Solve xy' + y + y^2 = 0 for y(1) = 2
---------
I isolated y' such that: y' = (-y^2-y)/x
But I'm not sure what to substitute from here
I could do v = -y^2- y and v' = -2yy' - y' but I'm not sure this would help
just for fun
x dy/dx = -y^2 - y
- dy /[y(y+1) ] = dx/x
-1 ln [ y/(y+1) ] = ln x + ln c = ln xc
ln [ y/(y+1) ]^-1 = ln xc
x c = (y+1)/y
if x = 1 , y = 2
c = 3/2
3 x = 2(y+1)/y
I'm not sure if your integration is correct; I got -ln|1/y + 1|
However, thank you.
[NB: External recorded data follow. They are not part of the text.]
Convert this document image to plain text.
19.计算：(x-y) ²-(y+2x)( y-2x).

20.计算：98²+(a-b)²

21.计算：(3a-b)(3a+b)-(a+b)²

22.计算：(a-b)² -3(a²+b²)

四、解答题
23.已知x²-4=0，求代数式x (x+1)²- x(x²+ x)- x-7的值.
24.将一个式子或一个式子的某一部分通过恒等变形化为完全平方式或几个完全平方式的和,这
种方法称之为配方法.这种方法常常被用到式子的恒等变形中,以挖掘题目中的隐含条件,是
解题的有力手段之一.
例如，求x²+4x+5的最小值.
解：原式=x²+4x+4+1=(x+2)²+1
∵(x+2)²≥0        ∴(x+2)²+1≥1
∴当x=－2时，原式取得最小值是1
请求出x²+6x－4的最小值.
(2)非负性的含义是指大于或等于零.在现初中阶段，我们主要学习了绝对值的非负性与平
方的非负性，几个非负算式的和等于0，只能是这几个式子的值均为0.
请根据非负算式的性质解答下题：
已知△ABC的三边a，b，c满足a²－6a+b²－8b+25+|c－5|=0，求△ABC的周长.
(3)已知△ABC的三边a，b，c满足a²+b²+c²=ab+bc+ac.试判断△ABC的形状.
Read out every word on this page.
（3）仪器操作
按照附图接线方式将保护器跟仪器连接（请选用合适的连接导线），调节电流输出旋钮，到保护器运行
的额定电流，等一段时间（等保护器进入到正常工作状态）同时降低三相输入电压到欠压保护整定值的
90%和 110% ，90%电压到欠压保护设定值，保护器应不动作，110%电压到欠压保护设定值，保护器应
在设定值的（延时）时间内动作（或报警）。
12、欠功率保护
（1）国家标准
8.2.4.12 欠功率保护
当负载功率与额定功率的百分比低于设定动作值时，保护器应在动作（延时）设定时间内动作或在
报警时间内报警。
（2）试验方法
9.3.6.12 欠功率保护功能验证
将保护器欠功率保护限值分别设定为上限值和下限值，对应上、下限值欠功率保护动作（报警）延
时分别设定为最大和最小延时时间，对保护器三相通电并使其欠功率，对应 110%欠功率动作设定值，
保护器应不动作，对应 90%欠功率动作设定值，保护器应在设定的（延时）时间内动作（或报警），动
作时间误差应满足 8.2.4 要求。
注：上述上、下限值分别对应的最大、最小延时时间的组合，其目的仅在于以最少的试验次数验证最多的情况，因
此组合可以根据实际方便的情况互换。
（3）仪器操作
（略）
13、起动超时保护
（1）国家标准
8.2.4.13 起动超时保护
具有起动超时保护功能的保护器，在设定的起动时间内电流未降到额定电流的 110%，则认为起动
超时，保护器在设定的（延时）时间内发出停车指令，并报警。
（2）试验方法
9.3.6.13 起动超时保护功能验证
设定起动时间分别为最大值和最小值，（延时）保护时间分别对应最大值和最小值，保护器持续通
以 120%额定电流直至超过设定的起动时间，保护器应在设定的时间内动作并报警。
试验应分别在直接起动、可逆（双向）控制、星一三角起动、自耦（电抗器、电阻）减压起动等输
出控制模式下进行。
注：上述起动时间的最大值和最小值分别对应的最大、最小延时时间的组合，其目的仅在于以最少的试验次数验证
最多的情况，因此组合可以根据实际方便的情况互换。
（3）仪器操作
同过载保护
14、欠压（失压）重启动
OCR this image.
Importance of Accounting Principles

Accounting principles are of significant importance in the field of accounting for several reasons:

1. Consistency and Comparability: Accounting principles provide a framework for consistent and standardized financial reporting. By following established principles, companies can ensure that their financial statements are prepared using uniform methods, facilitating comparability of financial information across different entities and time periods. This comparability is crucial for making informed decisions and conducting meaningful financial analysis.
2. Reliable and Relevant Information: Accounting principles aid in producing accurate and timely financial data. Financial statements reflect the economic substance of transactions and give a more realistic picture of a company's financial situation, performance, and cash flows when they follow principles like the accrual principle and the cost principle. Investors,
Is substitution even possible for this problem?
I used my 1955 integration tables
int { dx/[x(ax+b)] } = (1/b)ln [ x/(ax+b) ] + constant
I did it that way because I did not figure out how o do it with substitution.
use partial fractions.
1/(y(y+1)) = 1/y - 1/(y+1)
To solve the given differential equation xy' + y + y^2 = 0 with the initial condition y(1) = 2, you can use a technique called separation of variables.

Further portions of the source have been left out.